Last week my fellow ACEs and I had the pleasure of beginning our winter retreat by first stopping by City of Dreams in the Bayview district of San Francisco. This organization’s mission is dedicated to helping youth living in low-income housing build brighter futures through mentorship and youth development. We got to see up close all the hard work and effort the young folks of City of Dreams and local residents have put into establishing a community garden at the Oakdale Community Center. Some of the ACEs and I got our hands a little dirty and assisted with building planter beds, wheel barrowing a hefty load of soil, and watering plants. Although that morning we only got a glimpse of all the great work City of Dreams is doing, it was wonderful to see the magnificent strides this organization is making with their youth mentorship program and engaging local residents in creating their own gardens.

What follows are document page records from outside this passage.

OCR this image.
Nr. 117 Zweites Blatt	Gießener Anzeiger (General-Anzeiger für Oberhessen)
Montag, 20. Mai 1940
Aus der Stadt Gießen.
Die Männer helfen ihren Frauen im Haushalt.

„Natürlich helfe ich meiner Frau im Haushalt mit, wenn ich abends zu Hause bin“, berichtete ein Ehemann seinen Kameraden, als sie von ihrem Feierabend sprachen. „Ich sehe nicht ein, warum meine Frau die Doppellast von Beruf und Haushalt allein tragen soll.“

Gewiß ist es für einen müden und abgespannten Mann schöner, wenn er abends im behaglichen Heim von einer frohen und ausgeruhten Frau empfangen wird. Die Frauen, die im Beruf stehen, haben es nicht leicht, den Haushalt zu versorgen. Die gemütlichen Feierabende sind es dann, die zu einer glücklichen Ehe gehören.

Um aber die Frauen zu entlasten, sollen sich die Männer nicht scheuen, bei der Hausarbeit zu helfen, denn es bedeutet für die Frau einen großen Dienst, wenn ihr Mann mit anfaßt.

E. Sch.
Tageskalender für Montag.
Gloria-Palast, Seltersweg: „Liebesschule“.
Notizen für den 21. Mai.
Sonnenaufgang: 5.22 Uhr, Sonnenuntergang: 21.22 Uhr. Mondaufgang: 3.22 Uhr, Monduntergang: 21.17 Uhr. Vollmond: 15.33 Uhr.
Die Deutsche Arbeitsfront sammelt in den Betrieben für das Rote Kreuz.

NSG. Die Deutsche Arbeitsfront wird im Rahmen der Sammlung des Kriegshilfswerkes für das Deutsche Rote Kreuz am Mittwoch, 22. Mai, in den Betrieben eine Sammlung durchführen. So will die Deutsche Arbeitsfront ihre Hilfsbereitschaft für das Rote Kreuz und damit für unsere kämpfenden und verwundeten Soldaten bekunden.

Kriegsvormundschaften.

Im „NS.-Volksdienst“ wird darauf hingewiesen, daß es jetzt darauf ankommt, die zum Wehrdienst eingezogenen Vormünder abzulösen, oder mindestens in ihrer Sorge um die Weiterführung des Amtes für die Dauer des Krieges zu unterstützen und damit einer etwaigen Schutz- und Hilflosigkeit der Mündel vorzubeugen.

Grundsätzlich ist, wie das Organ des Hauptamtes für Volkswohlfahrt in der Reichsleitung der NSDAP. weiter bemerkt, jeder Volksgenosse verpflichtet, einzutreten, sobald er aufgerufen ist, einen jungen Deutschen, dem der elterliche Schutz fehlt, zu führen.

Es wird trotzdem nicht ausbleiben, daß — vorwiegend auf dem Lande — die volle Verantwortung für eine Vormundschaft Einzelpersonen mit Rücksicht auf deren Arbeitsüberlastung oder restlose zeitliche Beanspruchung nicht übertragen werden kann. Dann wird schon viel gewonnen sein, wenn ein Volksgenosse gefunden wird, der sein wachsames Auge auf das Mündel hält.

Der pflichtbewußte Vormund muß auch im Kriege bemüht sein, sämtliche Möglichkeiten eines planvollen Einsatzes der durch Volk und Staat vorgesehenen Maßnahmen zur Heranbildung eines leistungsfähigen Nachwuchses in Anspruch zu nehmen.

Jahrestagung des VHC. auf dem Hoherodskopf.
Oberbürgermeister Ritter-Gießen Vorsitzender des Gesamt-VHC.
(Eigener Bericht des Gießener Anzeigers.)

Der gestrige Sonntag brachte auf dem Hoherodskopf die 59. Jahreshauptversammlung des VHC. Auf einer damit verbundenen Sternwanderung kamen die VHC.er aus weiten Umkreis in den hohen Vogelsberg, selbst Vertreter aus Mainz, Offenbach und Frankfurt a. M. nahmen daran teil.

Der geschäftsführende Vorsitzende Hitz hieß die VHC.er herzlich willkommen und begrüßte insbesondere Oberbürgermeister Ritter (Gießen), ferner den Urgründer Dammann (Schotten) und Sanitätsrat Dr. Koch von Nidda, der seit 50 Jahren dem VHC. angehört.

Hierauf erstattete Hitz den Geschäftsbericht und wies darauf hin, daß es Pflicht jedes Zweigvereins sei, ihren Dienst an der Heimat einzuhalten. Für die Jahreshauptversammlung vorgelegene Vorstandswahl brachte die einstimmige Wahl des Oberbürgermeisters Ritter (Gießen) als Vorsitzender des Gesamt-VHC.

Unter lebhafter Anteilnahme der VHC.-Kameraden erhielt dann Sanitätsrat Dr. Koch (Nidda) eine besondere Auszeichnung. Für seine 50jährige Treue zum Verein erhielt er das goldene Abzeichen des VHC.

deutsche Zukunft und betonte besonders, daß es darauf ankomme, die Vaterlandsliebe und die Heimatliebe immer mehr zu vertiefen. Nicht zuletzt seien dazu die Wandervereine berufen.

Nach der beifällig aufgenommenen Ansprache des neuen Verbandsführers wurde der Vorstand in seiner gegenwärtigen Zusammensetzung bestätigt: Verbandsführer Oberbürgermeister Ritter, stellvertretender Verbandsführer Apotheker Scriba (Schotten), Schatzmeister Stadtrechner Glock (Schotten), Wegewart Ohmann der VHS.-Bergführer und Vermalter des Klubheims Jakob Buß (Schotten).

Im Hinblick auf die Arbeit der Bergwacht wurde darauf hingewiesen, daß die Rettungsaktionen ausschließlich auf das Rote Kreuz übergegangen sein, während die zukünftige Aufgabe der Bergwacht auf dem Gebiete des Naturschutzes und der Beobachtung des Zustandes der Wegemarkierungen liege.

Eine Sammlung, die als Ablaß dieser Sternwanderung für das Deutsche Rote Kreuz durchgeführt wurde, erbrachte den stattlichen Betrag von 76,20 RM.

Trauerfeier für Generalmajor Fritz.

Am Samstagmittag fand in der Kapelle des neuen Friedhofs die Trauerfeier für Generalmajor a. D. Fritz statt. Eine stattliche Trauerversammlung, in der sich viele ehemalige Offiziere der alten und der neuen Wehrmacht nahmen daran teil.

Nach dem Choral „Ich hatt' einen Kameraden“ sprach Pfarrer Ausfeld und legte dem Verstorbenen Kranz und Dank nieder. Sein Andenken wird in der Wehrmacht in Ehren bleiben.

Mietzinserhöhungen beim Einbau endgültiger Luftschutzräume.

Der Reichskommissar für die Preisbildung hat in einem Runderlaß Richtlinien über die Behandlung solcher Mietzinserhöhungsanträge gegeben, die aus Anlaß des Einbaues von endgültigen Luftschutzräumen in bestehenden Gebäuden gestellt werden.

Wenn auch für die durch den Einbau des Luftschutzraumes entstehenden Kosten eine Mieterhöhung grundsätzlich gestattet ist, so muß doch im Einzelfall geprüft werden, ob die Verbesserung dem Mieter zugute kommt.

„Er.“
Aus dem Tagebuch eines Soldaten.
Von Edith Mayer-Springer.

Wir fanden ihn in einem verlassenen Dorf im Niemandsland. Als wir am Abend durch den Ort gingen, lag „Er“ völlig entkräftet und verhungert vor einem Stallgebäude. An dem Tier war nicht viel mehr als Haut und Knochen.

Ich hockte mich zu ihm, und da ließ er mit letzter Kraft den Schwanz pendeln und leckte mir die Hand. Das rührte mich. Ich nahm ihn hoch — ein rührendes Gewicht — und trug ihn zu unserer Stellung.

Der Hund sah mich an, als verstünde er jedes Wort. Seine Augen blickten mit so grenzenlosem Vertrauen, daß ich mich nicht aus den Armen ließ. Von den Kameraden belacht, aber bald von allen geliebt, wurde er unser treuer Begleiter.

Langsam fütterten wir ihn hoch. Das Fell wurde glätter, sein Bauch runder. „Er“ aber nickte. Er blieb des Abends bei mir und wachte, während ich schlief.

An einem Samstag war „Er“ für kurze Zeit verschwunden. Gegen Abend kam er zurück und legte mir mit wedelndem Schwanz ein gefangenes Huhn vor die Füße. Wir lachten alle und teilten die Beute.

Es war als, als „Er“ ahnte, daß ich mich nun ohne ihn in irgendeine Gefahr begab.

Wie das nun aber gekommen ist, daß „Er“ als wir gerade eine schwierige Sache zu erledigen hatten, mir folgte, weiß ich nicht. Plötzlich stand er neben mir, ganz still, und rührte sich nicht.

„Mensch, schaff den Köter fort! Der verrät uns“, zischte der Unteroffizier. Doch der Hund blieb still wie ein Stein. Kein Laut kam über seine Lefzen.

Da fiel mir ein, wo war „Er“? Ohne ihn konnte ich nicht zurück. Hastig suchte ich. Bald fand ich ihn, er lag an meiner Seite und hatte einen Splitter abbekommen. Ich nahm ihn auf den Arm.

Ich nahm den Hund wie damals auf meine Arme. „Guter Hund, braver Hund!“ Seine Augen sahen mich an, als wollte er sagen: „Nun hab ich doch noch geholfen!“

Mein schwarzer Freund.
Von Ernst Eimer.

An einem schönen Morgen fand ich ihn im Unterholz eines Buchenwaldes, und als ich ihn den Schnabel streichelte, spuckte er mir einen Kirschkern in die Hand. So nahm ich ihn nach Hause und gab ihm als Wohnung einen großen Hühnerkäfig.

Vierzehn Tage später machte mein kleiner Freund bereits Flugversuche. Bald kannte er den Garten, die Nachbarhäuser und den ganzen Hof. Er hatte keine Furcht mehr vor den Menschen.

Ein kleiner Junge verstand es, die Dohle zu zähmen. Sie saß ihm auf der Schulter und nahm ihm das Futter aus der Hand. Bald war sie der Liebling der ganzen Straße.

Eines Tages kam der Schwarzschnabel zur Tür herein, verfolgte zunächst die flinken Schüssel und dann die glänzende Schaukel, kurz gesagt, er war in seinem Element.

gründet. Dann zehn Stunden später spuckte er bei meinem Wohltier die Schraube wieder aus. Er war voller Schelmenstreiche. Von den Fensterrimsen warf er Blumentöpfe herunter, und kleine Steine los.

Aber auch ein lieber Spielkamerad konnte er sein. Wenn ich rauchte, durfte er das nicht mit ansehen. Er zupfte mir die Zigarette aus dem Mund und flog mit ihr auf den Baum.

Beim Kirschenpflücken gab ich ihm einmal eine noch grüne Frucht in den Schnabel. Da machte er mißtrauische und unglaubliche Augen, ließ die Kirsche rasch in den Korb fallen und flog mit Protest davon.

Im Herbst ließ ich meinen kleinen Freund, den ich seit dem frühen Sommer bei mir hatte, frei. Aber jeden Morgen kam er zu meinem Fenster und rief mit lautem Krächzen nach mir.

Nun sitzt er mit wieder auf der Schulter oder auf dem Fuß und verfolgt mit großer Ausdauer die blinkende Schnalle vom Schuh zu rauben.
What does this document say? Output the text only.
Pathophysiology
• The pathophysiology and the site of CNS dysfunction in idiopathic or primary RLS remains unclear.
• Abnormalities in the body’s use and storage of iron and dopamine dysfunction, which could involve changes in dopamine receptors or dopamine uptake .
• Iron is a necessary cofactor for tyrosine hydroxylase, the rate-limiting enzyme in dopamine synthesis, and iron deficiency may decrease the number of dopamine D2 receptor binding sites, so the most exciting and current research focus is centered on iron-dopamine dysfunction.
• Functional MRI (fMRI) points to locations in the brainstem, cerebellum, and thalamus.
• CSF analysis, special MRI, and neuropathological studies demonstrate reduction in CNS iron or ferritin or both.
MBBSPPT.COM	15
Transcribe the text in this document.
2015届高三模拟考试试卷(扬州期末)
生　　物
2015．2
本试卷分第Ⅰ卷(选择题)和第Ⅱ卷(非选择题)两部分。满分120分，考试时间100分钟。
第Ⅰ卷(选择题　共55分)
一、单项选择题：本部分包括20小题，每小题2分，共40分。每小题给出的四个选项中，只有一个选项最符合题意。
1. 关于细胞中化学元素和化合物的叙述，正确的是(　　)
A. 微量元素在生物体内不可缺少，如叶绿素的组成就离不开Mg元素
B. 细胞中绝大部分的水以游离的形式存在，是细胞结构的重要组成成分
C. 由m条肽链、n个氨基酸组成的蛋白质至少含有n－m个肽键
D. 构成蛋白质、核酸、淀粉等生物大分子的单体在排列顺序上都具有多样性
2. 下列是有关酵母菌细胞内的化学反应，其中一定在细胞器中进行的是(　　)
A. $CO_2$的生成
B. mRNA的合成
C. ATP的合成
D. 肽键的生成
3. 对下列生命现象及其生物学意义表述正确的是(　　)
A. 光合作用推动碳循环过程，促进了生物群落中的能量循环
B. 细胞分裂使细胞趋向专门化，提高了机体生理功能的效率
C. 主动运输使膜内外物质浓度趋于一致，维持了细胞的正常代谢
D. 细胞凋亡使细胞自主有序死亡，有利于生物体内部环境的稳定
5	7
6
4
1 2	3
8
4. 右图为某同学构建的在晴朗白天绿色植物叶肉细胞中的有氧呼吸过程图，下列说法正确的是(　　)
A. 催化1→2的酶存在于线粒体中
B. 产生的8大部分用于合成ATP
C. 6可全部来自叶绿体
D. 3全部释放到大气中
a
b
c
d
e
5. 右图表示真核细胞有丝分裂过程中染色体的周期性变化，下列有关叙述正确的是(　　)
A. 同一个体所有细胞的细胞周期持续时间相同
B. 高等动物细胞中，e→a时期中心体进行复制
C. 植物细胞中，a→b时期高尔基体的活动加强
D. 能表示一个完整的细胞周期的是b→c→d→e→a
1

A couple highlights from the retreat include our discussions over the multiple layers of socialization in relation to oppression. Considering the social, political, and economic forces swirling around us that impact our daily lives, it was a particularly poignant segment of the retreat to take some time and dissect some of these complex forces on a personal level. Although we were only scratching the surface with our discussion of the cycle of socialization, examining and reflecting on what roles we have been socialized to play, how we may be affected by oppression in our own lives, and how we may participate in maintaining this cycle was powerful. I currently find myself wedged in a position where I am made aware of different pervasive social issues that call for serious attention and action, but sometimes not knowing where to begin. I found it rewarding to discuss as a group what social change is and the many different forms it can take, whether that is on a large or small scale, but ultimately interrupting forms of oppression.
Another great takeaway from the retreat was being equipped with concrete methods to affirm and challenge the service-learners we will be working with in discussion-based reflections. A part of the ACE role is facilitating reflections with students in service-learning course so they connect their experiences to larger social issues. On day two, a segment of retreat was spent collectively honing in on key facilitation skills and tips through a group role-play exercise that turned out to be actually very helpful. Not only were these tips conducive to the ACE role for the new semester where we will lead reflections, but also very applicable life skills for dealing with colorful personalities and opinions. All in all, being surrounded by compassionate and motivated peers who all share a drive for engaging in ethical public service leaves me inspired and excited for what this spring semester will bring!